The synthesis of metal sulfide nanocrystals is a crucial step in the fabrication of quantum dot (QD) photovoltaics. Control over the QD size during synthesis allows for precise tuning of their optical and electronic properties, making them an appealing choice for electronic applications. This flexibility has led to the implementation of QDs in both highly-efficient single junction solar cells and other optoelectronic devices including photodetectors and transistors. Most commonly, metal sulfide QDs are synthesized using the hot-injection method utilizing a toxic, and air- and moisture-sensitive sulfur source: bis(trimethylsilyl) sulfide ((TMS)(2)S). Here, bis(stearoyl) sulfide (St(2)S) is presented as a new type of air-stable sulfur precursor for the synthesis of sulfide-based QDs, which yields uniform, pure, and stable nanocrystals.

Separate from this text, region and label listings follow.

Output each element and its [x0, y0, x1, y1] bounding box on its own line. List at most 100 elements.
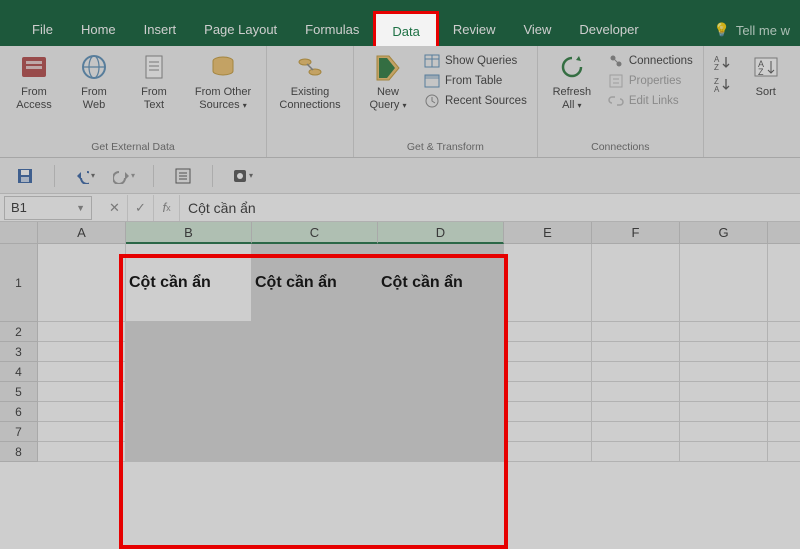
- cell-b7[interactable]: [126, 422, 252, 442]
- cell-e2[interactable]: [504, 322, 592, 342]
- tab-data[interactable]: Data: [373, 11, 438, 46]
- cell-a6[interactable]: [38, 402, 126, 422]
- col-header-b[interactable]: B: [126, 222, 252, 244]
- cell-h2[interactable]: [768, 322, 800, 342]
- cell-f5[interactable]: [592, 382, 680, 402]
- chevron-down-icon[interactable]: ▼: [76, 203, 85, 213]
- col-header-a[interactable]: A: [38, 222, 126, 244]
- tab-review[interactable]: Review: [439, 14, 510, 46]
- cell-f7[interactable]: [592, 422, 680, 442]
- cell-b6[interactable]: [126, 402, 252, 422]
- sort-desc-button[interactable]: ZA: [712, 76, 732, 94]
- cell-c1[interactable]: Cột cần ẩn: [252, 244, 378, 322]
- cell-e7[interactable]: [504, 422, 592, 442]
- cell-h8[interactable]: [768, 442, 800, 462]
- cell-e5[interactable]: [504, 382, 592, 402]
- tab-insert[interactable]: Insert: [130, 14, 191, 46]
- row-header-6[interactable]: 6: [0, 402, 38, 422]
- new-query-button[interactable]: NewQuery ▾: [362, 50, 414, 111]
- name-box[interactable]: B1 ▼: [4, 196, 92, 220]
- cell-c8[interactable]: [252, 442, 378, 462]
- row-header-7[interactable]: 7: [0, 422, 38, 442]
- from-table-button[interactable]: From Table: [422, 72, 529, 90]
- cell-b2[interactable]: [126, 322, 252, 342]
- connections-button[interactable]: Connections: [606, 52, 695, 70]
- cell-f4[interactable]: [592, 362, 680, 382]
- from-access-button[interactable]: FromAccess: [8, 50, 60, 111]
- col-header-g[interactable]: G: [680, 222, 768, 244]
- row-header-3[interactable]: 3: [0, 342, 38, 362]
- from-text-button[interactable]: FromText: [128, 50, 180, 111]
- cell-c3[interactable]: [252, 342, 378, 362]
- cell-a2[interactable]: [38, 322, 126, 342]
- cell-g5[interactable]: [680, 382, 768, 402]
- cell-g2[interactable]: [680, 322, 768, 342]
- cell-f1[interactable]: [592, 244, 680, 322]
- cell-e1[interactable]: [504, 244, 592, 322]
- row-header-2[interactable]: 2: [0, 322, 38, 342]
- recent-sources-button[interactable]: Recent Sources: [422, 92, 529, 110]
- cell-c5[interactable]: [252, 382, 378, 402]
- cell-c2[interactable]: [252, 322, 378, 342]
- tab-home[interactable]: Home: [67, 14, 130, 46]
- cell-a3[interactable]: [38, 342, 126, 362]
- row-header-4[interactable]: 4: [0, 362, 38, 382]
- tab-file[interactable]: File: [18, 14, 67, 46]
- cell-b1[interactable]: Cột cần ẩn: [126, 244, 252, 322]
- cell-c6[interactable]: [252, 402, 378, 422]
- cell-f8[interactable]: [592, 442, 680, 462]
- tab-formulas[interactable]: Formulas: [291, 14, 373, 46]
- cell-a5[interactable]: [38, 382, 126, 402]
- cell-b4[interactable]: [126, 362, 252, 382]
- cell-g8[interactable]: [680, 442, 768, 462]
- cell-g6[interactable]: [680, 402, 768, 422]
- cell-h5[interactable]: [768, 382, 800, 402]
- tell-me[interactable]: 💡 Tell me w: [714, 22, 800, 38]
- cell-d2[interactable]: [378, 322, 504, 342]
- col-header-f[interactable]: F: [592, 222, 680, 244]
- redo-button[interactable]: ▾: [113, 165, 135, 187]
- tab-developer[interactable]: Developer: [565, 14, 652, 46]
- cell-a7[interactable]: [38, 422, 126, 442]
- cancel-formula-button[interactable]: ✕: [102, 195, 128, 221]
- cell-f2[interactable]: [592, 322, 680, 342]
- cell-a1[interactable]: [38, 244, 126, 322]
- refresh-all-button[interactable]: RefreshAll ▾: [546, 50, 598, 111]
- cell-e4[interactable]: [504, 362, 592, 382]
- cell-b3[interactable]: [126, 342, 252, 362]
- cell-f6[interactable]: [592, 402, 680, 422]
- spreadsheet-grid[interactable]: A B C D E F G H 1 2 3 4 5 6 7 8 Cột cần …: [0, 222, 800, 549]
- cell-h6[interactable]: [768, 402, 800, 422]
- row-header-1[interactable]: 1: [0, 244, 38, 322]
- cell-g4[interactable]: [680, 362, 768, 382]
- cell-c7[interactable]: [252, 422, 378, 442]
- insert-function-button[interactable]: fx: [154, 195, 180, 221]
- sort-asc-button[interactable]: AZ: [712, 54, 732, 72]
- col-header-h[interactable]: H: [768, 222, 800, 244]
- save-button[interactable]: [14, 165, 36, 187]
- cell-h4[interactable]: [768, 362, 800, 382]
- from-other-sources-button[interactable]: From OtherSources ▾: [188, 50, 258, 111]
- cell-h1[interactable]: [768, 244, 800, 322]
- formula-input[interactable]: Cột cần ẩn: [180, 200, 800, 216]
- cell-c4[interactable]: [252, 362, 378, 382]
- cell-b8[interactable]: [126, 442, 252, 462]
- cell-d1[interactable]: Cột cần ẩn: [378, 244, 504, 322]
- cell-d5[interactable]: [378, 382, 504, 402]
- enter-formula-button[interactable]: ✓: [128, 195, 154, 221]
- undo-button[interactable]: ▾: [73, 165, 95, 187]
- cell-e3[interactable]: [504, 342, 592, 362]
- cell-h3[interactable]: [768, 342, 800, 362]
- col-header-d[interactable]: D: [378, 222, 504, 244]
- cell-d3[interactable]: [378, 342, 504, 362]
- select-all-corner[interactable]: [0, 222, 38, 244]
- cell-g7[interactable]: [680, 422, 768, 442]
- existing-connections-button[interactable]: ExistingConnections: [275, 50, 345, 111]
- cell-b5[interactable]: [126, 382, 252, 402]
- from-web-button[interactable]: FromWeb: [68, 50, 120, 111]
- cell-a8[interactable]: [38, 442, 126, 462]
- cell-e8[interactable]: [504, 442, 592, 462]
- cell-e6[interactable]: [504, 402, 592, 422]
- sort-button[interactable]: AZ Sort: [740, 50, 792, 99]
- row-header-5[interactable]: 5: [0, 382, 38, 402]
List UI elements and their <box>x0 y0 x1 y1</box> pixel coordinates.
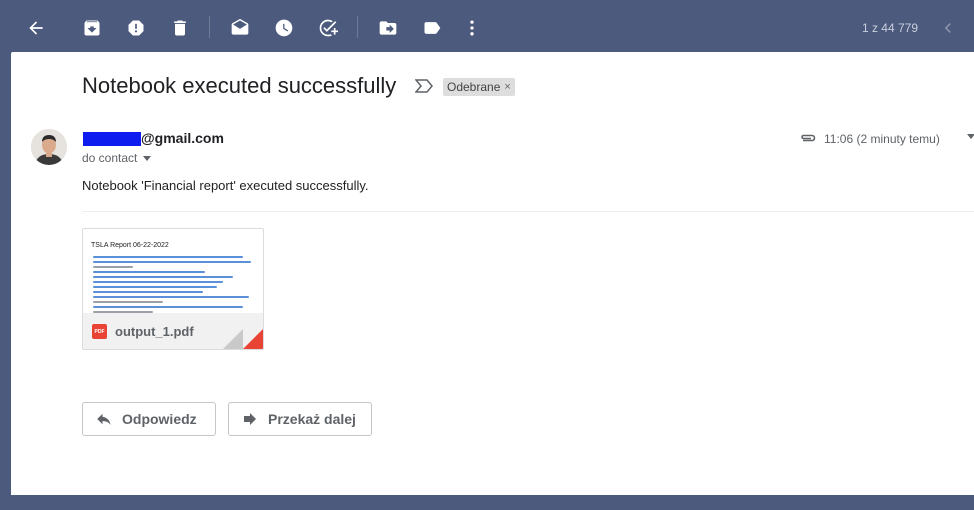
message-time: 11:06 (2 minuty temu) <box>824 132 940 146</box>
attachment-card[interactable]: TSLA Report 06-22-2022 PDF output_1.pdf <box>82 228 264 350</box>
toolbar-divider <box>209 16 210 38</box>
sender-avatar[interactable] <box>31 129 67 165</box>
reply-label: Odpowiedz <box>122 411 197 427</box>
recipient-line[interactable]: do contact <box>82 151 152 165</box>
preview-title: TSLA Report 06-22-2022 <box>91 242 169 249</box>
pagination-count: 1 z 44 779 <box>861 21 918 35</box>
message-view: Notebook executed successfully Odebrane … <box>11 52 974 495</box>
move-to-icon[interactable] <box>376 16 400 40</box>
page-fold-shadow <box>223 329 243 349</box>
attachment-filename: output_1.pdf <box>115 324 194 339</box>
sender-email[interactable]: @gmail.com <box>141 130 224 146</box>
attachment-preview: TSLA Report 06-22-2022 <box>83 229 263 313</box>
label-chip-text: Odebrane <box>447 80 501 94</box>
subject-title: Notebook executed successfully <box>82 73 397 98</box>
importance-marker-icon[interactable] <box>415 79 433 93</box>
reply-button[interactable]: Odpowiedz <box>82 402 216 436</box>
toolbar-divider <box>357 16 358 38</box>
message-more-icon[interactable] <box>967 134 974 139</box>
remove-label-button[interactable]: × <box>504 81 510 93</box>
attachment-footer: PDF output_1.pdf <box>83 313 263 349</box>
report-spam-icon[interactable] <box>124 16 148 40</box>
recipient-text: do contact <box>82 151 138 165</box>
newer-message-icon[interactable] <box>936 16 960 40</box>
label-chip-inbox: Odebrane × <box>443 78 515 96</box>
preview-lines <box>93 256 251 316</box>
forward-label: Przekaż dalej <box>268 411 356 427</box>
mark-unread-icon[interactable] <box>228 16 252 40</box>
page-fold-corner <box>243 329 263 349</box>
more-icon[interactable] <box>460 16 484 40</box>
forward-icon <box>244 413 256 425</box>
attachment-clip-icon <box>801 134 816 142</box>
pdf-icon: PDF <box>92 324 107 339</box>
attachment-divider <box>82 211 974 212</box>
labels-icon[interactable] <box>420 16 444 40</box>
message-toolbar: 1 z 44 779 <box>0 0 974 56</box>
archive-icon[interactable] <box>80 16 104 40</box>
sender-redaction <box>83 132 141 146</box>
reply-icon <box>97 413 111 425</box>
message-body: Notebook 'Financial report' executed suc… <box>82 178 369 193</box>
delete-icon[interactable] <box>168 16 192 40</box>
back-arrow-icon[interactable] <box>24 16 48 40</box>
add-to-tasks-icon[interactable] <box>316 16 340 40</box>
chevron-down-icon[interactable] <box>143 155 152 161</box>
snooze-icon[interactable] <box>272 16 296 40</box>
forward-button[interactable]: Przekaż dalej <box>228 402 372 436</box>
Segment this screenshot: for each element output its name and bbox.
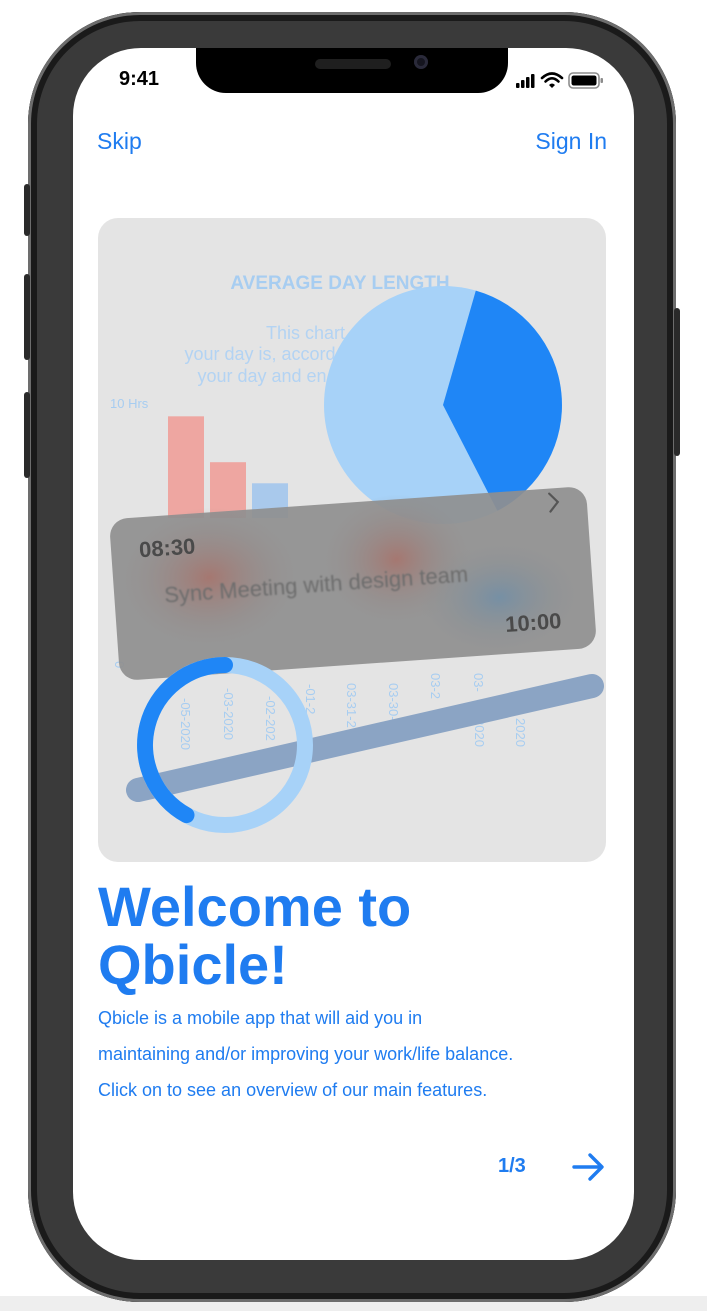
date-label: 03- [471,673,486,692]
notch [196,48,508,93]
next-button[interactable] [570,1149,606,1185]
welcome-title-line-2: Qbicle! [98,933,288,996]
hero-illustration-graphic: AVERAGE DAY LENGTH This chart shows h yo… [110,273,604,833]
page-indicator: 1/3 [498,1155,526,1177]
chart-desc-line-2: your day is, accord [184,344,335,364]
welcome-title: Welcome to Qbicle! [98,878,598,994]
date-label: -02-202 [263,696,278,741]
volume-down-button [24,392,30,478]
power-button [674,308,680,456]
welcome-description-line: Click on to see an overview of our main … [98,1080,488,1100]
date-label: -05-2020 [178,698,193,750]
date-label: 2020 [513,718,528,747]
event-end-time: 10:00 [504,608,562,637]
y-axis-label: 10 Hrs [110,396,149,411]
welcome-title-line-1: Welcome to [98,875,412,938]
welcome-description-line: Qbicle is a mobile app that will aid you… [98,1008,423,1028]
date-label: 03-2 [428,673,443,699]
mute-switch [24,184,30,236]
front-camera [414,55,428,69]
skip-button[interactable]: Skip [97,128,142,155]
pie-chart [324,286,562,524]
welcome-description: Qbicle is a mobile app that will aid you… [98,1000,598,1108]
chart-bar [168,416,204,518]
date-label: 03-31-2 [344,683,359,728]
battery-icon [568,72,603,89]
chart-desc-line-3: your day and en [197,366,326,386]
arrow-right-icon [572,1153,604,1181]
cellular-signal-icon [516,74,535,88]
welcome-description-line: maintaining and/or improving your work/l… [98,1044,514,1064]
phone-screen: 9:41 Skip Sign In AVERAGE DAY LENGTH Thi… [73,48,634,1260]
event-start-time: 08:30 [138,533,196,562]
status-icons [516,72,603,89]
hero-illustration: AVERAGE DAY LENGTH This chart shows h yo… [98,218,606,862]
speaker-grille [315,59,391,69]
date-label: 03-30- [386,683,401,721]
wifi-icon [540,72,564,88]
date-label: -03-2020 [221,688,236,740]
sign-in-button[interactable]: Sign In [535,128,607,155]
status-time: 9:41 [119,68,160,90]
volume-up-button [24,274,30,360]
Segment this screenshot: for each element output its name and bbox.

Photovoltaic devices based on these QDs are equally efficient as those fabricated by (TMS)(2)S but exhibit enhanced operational stability. These results highlight that St(2)S can be widely adopted for the synthesis of metal sulfide QDs for a range of optoelectronic applications.

Automated summary

The synthesis of metal sulfide nanocrystals is essential for quantum dot (QD) photovoltaics. The control over QD size allows for precise tuning of optical and electronic properties, making them suitable for various electronic applications. A new air-stable sulfur precursor, bis(stearoyl) sulfide (St(2)S), is introduced for sulfide-based QD synthesis, resulting in uniform and stable nanocrystals. Photovoltaic devices based on St(2)S-synthesized QDs exhibit comparable efficiency to those using the toxic, air- and moisture-sensitive sulfur source (TMS)(2)S, but have improved operational stability.